The report, authored by the United Nations’ Intergovernmental Panel on Climate Change (IPCC), states that there is more than a 90 percent chance that warming observed during the past 50 years is the result of human activity. It also issued a stern warning to world governments, predicting centuries of rising temperatures and sea levels unless policymakers take immediate action to curb the phenomenon.
The report predicts a rise in world sea levels up to half a meter by the year 2100, and a rise in mean temperatures of 1.8 to 4.0 degrees Celsius over the next century, increasing the frequency and intensity of heat waves, droughts, tropical cyclones, and other severe weather events.
The IPCC warning punctuates a period of unseasonable warmth across much of the northern hemisphere that confounded more than birds and butterflies. Camels and big cats in the Moscow Zoo caught spring fever, and zookeepers there expect puma cubs two months early. Along the U.S. east coast, near-record temperatures brought flowers into bloom only weeks after the New Year. Upon seeing the explosion of daffodils in his suburban Washington garden, New York Times columnist Thomas Friedman wrote that he felt like he’d wandered into an episode of The Twilight Zone.
As media and political attention to climate change rises, global awareness of the problem appears to be growing.
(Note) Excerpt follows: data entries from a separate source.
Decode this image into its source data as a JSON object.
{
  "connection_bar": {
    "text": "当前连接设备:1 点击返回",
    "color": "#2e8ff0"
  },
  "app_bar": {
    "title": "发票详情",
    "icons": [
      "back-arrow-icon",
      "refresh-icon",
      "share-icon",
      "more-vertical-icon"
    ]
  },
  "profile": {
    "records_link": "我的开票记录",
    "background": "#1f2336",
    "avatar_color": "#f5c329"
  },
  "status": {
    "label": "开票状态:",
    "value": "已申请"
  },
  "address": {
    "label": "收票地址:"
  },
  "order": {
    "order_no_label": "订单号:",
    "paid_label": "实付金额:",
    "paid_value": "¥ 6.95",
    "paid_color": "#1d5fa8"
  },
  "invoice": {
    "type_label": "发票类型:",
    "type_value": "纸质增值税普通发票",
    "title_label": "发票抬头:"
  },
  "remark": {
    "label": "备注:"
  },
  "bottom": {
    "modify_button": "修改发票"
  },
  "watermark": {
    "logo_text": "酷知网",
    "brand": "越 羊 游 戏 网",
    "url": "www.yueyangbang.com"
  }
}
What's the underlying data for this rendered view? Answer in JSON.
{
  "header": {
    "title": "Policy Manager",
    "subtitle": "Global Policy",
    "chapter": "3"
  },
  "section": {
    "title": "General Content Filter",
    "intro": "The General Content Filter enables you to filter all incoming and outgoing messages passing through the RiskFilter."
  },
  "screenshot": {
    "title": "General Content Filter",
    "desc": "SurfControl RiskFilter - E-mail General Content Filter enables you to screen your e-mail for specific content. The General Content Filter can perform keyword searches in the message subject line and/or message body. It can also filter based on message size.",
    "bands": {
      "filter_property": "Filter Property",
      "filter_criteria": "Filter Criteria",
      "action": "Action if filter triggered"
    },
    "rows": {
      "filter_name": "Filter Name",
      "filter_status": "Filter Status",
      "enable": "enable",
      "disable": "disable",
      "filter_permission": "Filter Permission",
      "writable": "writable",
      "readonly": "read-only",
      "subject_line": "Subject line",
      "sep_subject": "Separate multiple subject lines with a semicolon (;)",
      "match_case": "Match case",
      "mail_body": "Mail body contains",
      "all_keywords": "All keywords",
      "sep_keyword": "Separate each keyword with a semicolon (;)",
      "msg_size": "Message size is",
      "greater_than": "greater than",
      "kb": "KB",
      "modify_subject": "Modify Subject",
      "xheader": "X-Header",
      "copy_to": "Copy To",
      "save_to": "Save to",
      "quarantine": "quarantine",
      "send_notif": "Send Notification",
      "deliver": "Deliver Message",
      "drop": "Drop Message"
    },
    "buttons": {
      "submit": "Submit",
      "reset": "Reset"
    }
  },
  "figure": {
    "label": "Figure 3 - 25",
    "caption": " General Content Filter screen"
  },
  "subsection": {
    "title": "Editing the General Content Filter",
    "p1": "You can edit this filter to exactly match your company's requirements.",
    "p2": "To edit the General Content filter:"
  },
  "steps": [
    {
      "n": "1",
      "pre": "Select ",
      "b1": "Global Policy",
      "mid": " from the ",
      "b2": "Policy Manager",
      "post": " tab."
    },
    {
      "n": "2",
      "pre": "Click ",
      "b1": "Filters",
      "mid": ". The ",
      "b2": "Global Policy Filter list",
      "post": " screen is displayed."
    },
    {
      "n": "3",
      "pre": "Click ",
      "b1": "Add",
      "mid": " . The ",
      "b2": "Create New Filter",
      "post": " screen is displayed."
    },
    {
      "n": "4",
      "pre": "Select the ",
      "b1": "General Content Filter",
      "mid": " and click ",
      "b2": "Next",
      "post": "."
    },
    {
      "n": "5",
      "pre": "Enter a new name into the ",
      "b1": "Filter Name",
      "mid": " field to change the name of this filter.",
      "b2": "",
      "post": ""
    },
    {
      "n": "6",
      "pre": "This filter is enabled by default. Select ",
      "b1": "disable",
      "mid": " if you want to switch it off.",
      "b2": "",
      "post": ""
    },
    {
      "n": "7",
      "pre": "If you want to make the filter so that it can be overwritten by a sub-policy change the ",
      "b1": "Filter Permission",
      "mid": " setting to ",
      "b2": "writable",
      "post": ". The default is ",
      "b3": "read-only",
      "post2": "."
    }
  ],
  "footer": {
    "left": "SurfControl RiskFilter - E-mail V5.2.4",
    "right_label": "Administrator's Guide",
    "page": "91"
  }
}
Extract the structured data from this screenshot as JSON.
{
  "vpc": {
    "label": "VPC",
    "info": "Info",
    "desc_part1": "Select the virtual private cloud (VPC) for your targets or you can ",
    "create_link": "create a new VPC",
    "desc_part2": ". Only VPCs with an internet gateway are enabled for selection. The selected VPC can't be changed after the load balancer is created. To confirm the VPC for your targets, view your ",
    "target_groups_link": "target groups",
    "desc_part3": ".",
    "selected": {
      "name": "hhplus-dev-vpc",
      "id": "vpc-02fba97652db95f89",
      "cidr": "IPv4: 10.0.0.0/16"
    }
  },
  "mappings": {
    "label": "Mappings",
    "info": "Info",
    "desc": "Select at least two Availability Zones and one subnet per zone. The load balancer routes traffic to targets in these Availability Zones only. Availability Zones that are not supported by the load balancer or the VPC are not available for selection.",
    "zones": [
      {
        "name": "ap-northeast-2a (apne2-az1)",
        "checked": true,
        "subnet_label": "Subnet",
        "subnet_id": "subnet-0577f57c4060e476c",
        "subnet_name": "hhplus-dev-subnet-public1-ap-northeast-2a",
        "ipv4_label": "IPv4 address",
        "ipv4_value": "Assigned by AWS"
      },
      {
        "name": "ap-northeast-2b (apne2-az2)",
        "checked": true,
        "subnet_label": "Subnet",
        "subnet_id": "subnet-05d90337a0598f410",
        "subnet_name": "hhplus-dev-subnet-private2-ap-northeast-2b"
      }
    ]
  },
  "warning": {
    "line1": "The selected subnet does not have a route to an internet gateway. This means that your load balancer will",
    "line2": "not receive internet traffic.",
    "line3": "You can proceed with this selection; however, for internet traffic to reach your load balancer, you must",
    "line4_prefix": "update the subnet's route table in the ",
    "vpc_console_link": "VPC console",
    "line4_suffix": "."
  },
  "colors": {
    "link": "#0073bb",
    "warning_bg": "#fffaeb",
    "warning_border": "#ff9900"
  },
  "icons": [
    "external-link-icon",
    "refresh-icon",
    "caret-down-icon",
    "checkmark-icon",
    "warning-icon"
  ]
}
A January survey of more than 25,000 Internet users revealed that 9 out of 10 people around the world are aware of global warming, though only 57 percent consider it to be a “very serious” problem.” Awareness is highest in Europe and Latin America and lowest in North America: in the United States, 13 percent of respondents had never even heard of global warming, despite the fact that the country is the world’s top emitter of greenhouse gases.